The Trump administration, acting through Treasury Department’s Office of Foreign Assets Control (OFAC), has wasted no time in setting a harried pace of Iran-related designations to up the pressure after the president announced the US withdrawal from the Joint Comprehensive Plan of Action (JCPOA) on May 8. In the seven business days following that fateful announcement, OFAC has issued four sets of Iran-related designations targeting Iran’s support for terrorism in what seems to be an attempt to replicate the maximum pressure campaign against North Korea that helped spur a leadership summit to negotiate denuclearization (albeit one that seems less certain than a week ago). These actions have come alongside a concerted effort by the administration to pressure foreign companies, especially in Europe, to cease business with Iran prior to the expiration of secondary sanctions waivers in August and November.
These aren’t weak messaging sanctions, either; they’re strong measures with real impact. In chronological order, they targeted an Islamic Revolutionary Guard Corps-Quds Force (IRGC-QF) money channel jointly with the United Arab Emirates (UAE), the Iranian Central Bank Governor for participating in that scheme, Hezbollah’s senior leadership in a coordinated action with Gulf partners of the Terrorist Financing Targeting Center (TFTC), and a Hezbollah and Iranian financial network.
Together, the sanctions show a determination to act in coordination with like-minded partners and to go after nodes of Iran’s external financial networks that provide support for terror groups (both Hezbollah and the IRGC-QF are designated terrorist groups). These actions also hint at the types of network degradation operations that Iran can expect to see targeting its other financial networks after US sanctions are fully reimposed after November 6, 2018. The explicit, and unprecedented, reference to OFAC’s 50 Percent Rule in the action against a Hezbollah financial network was a clear warning to banks and other regulated industries that OFAC expects compliance with the rule, however difficult it may be to implement.
[OFAC’s 50 Percent Rule states that any entity owned fifty percent or more, in the aggregate, by one or more blocked persons is itself blocked, regardless of whether it appears on one of OFAC’s lists. The onus is on the regulated sector to comply with the rule, which typically involves independent research to ferret out other sanctioned entities.]
These actions also show a deft hand in dealing with the administration’s Gulf partners.
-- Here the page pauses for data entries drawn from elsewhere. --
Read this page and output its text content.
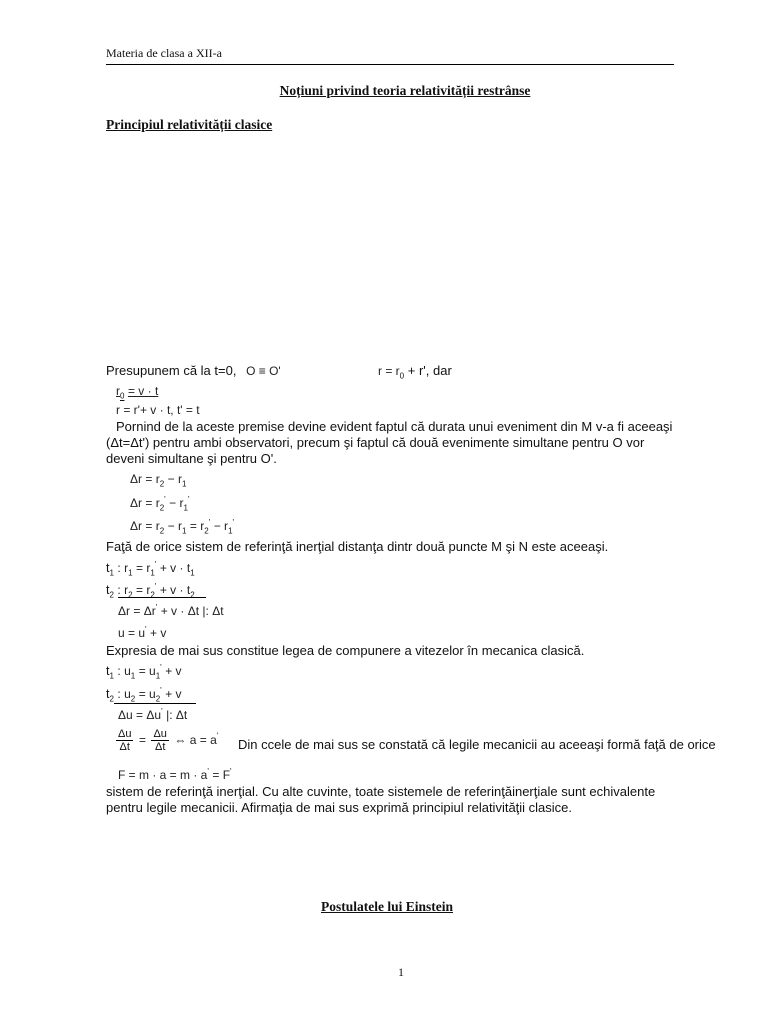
Materia de clasa a XII-a
Noțiuni privind teoria relativității restrânse
Principiul relativității clasice
Presupunem că la t=0, O ≡ O'	$r = r_0 + r'$, dar
$r_0 = v \cdot t$
r = r'+ v · t, t' = t
Pornind de la aceste premise devine evident faptul că durata unui eveniment din M v-a fi aceeaşi (Δt=Δt') pentru ambi observatori, precum şi faptul că două evenimente simultane pentru O vor deveni simultane şi pentru O'.
$\Delta r = r_2 - r_1$
$\Delta r = r_2' - r_1'$
$\Delta r = r_2 - r_1 = r_2' - r_1'$
Faţă de orice sistem de referinţă inerţial distanţa dintr două puncte M şi N este aceeaşi.
$t_1$ : $r_1 = r_1' + v \cdot t_1$
$t_2$ : $r_2 = r_2' + v \cdot t_2$
Δr = Δr' + v · Δt |: Δt
u = u' + v
Expresia de mai sus constitue legea de compunere a vitezelor în mecanica clasică.
$t_1$ : $u_1 = u_1' + v$
$t_2$ : $u_2 = u_2' + v$
Δu = Δu' |: Δt
$\frac{\Delta u}{\Delta t} = \frac{\Delta u}{\Delta t}$ ⇔ a = a'
Din ccele de mai sus se constată că legile mecanicii au aceeaşi formă faţă de orice
F = m · a = m · a' = F'
sistem de referinţă inerţial. Cu alte cuvinte, toate sistemele de referinţăinerţiale sunt echivalente pentru legile mecanicii. Afirmaţia de mai sus exprimă principiul relativităţii clasice.
Postulatele lui Einstein
1
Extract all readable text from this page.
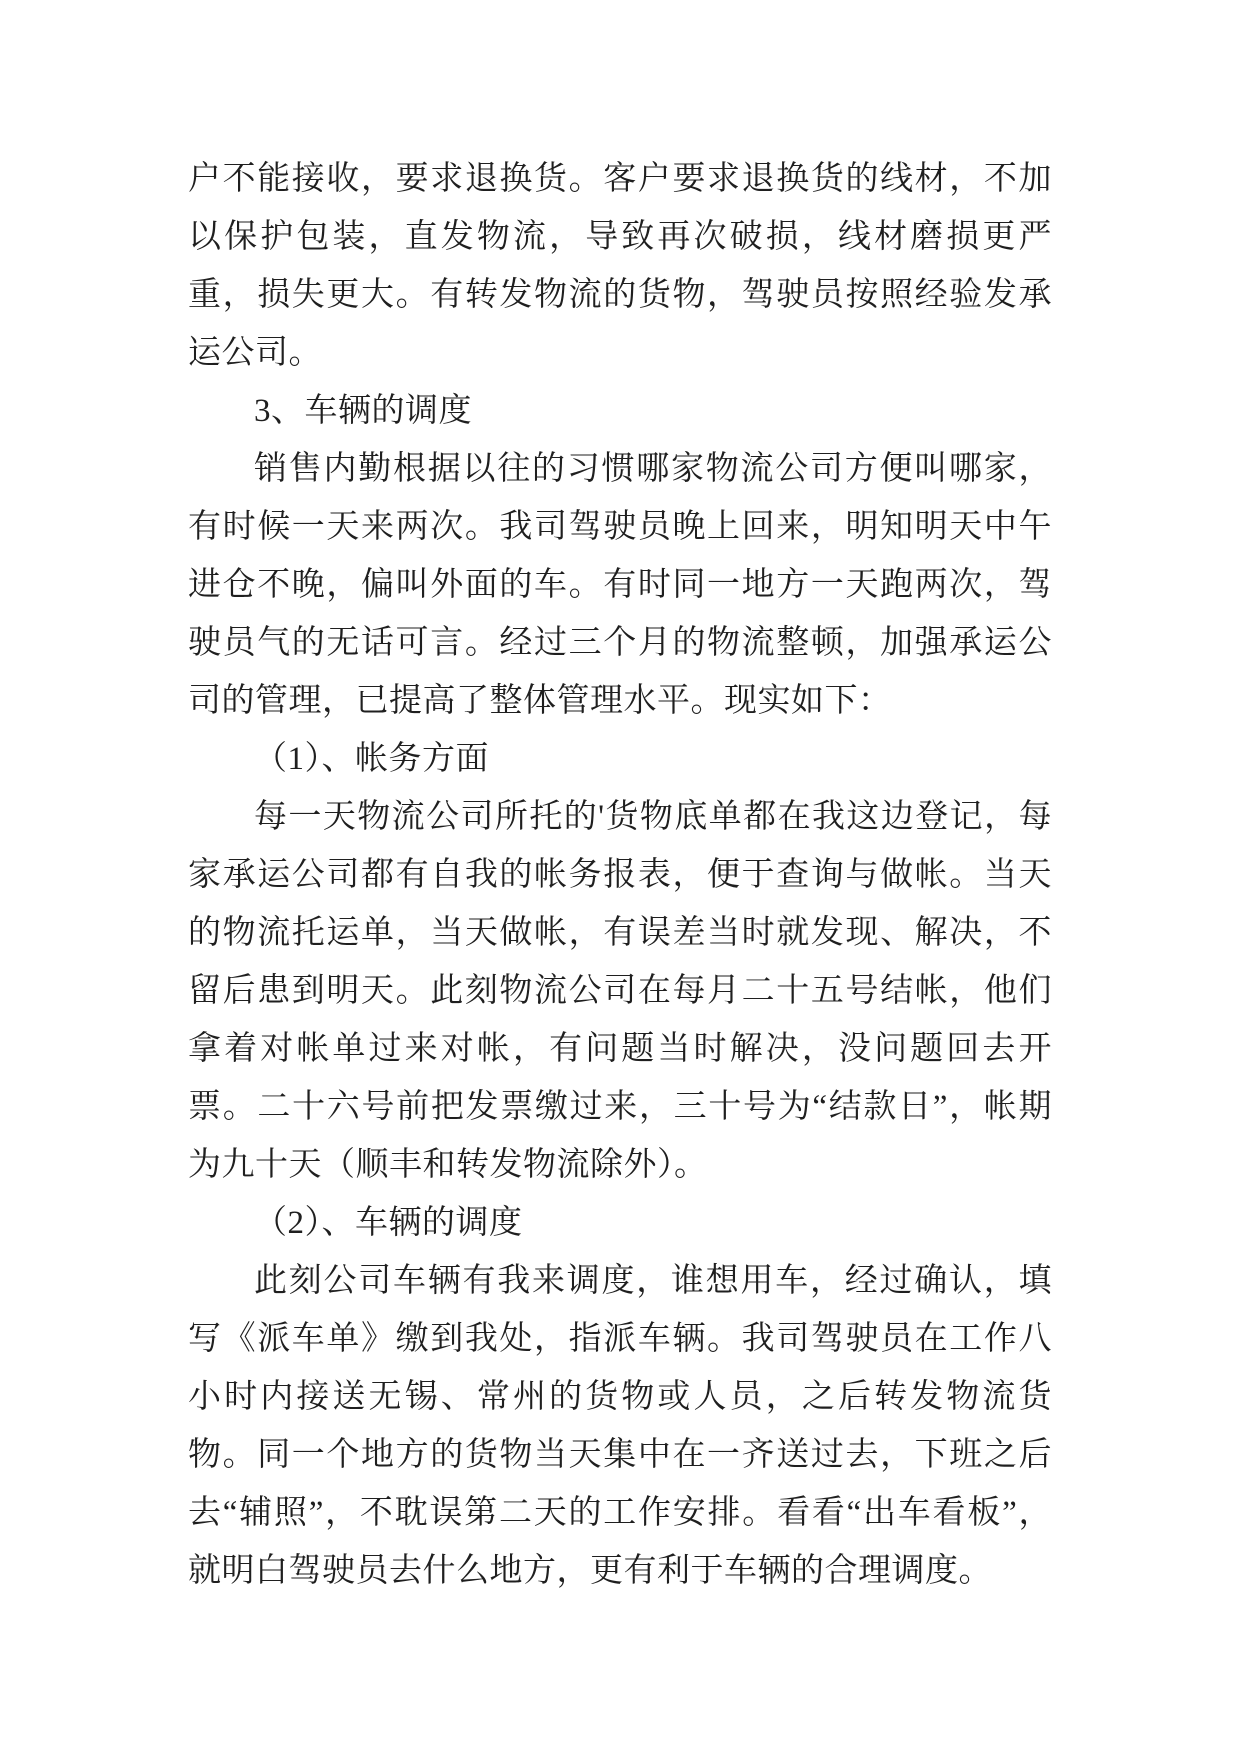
户不能接收，要求退换货。客户要求退换货的线材，不加以保护包装，直发物流，导致再次破损，线材磨损更严重，损失更大。有转发物流的货物，驾驶员按照经验发承运公司。

3、车辆的调度

销售内勤根据以往的习惯哪家物流公司方便叫哪家，有时候一天来两次。我司驾驶员晚上回来，明知明天中午进仓不晚，偏叫外面的车。有时同一地方一天跑两次，驾驶员气的无话可言。经过三个月的物流整顿，加强承运公司的管理，已提高了整体管理水平。现实如下：

（1）、帐务方面

每一天物流公司所托的'货物底单都在我这边登记，每家承运公司都有自我的帐务报表，便于查询与做帐。当天的物流托运单，当天做帐，有误差当时就发现、解决，不留后患到明天。此刻物流公司在每月二十五号结帐，他们拿着对帐单过来对帐，有问题当时解决，没问题回去开票。二十六号前把发票缴过来，三十号为“结款日”，帐期为九十天（顺丰和转发物流除外）。

（2）、车辆的调度

此刻公司车辆有我来调度，谁想用车，经过确认，填写《派车单》缴到我处，指派车辆。我司驾驶员在工作八小时内接送无锡、常州的货物或人员，之后转发物流货物。同一个地方的货物当天集中在一齐送过去，下班之后去“辅照”，不耽误第二天的工作安排。看看“出车看板”，就明白驾驶员去什么地方，更有利于车辆的合理调度。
Most important was the action targeting Hezbollah’s leadership taken by the United States and its partners in the TFTC: Bahrain, Kuwait, Oman, Qatar, Saudi Arabia, and the UAE. The action explicitly messaged unity in the joint fight against terrorism and the US stance that there is no distinction between the supposed political and military wings of Hezbollah, the latter a point of friction with the EU. More subtly, it allowed Qatar to take an important step toward potential reconciliation of the diplomatic spat with its neighbors by targeting an Iran-supported terror group; a crisis the United States would like to see defused. Further, it pulled in Oman, which has historically been more sympathetic to Iran than its neighbors. While there is little difference in the legal effect of US sanctions, it was an impressive political maneuver.
What’s curious, however, about the designations and the message they’re intended to convey, is that all of these actions could have been taken without pulling out of the JCPOA, as they were done under counterterrorism authorities that remained in place in the United States (and the European Union) following the conclusion of the nuclear deal. Furthermore, the pace here indicates that these targets had been in development for at least several weeks, if not months. Surely, these targets were discussed with the EU during the negotiations over how to address Iran’s destabilizing behavior as part of enhancements to the JCPOA.
These were powerful and solid actions, but we are left wondering how much more powerful they could have been if they also had been taken with the EU while the United States was still party to the JCPOA and had been used as pressure against Iran to address the issues outside the nuclear file with which the administration has been so concerned.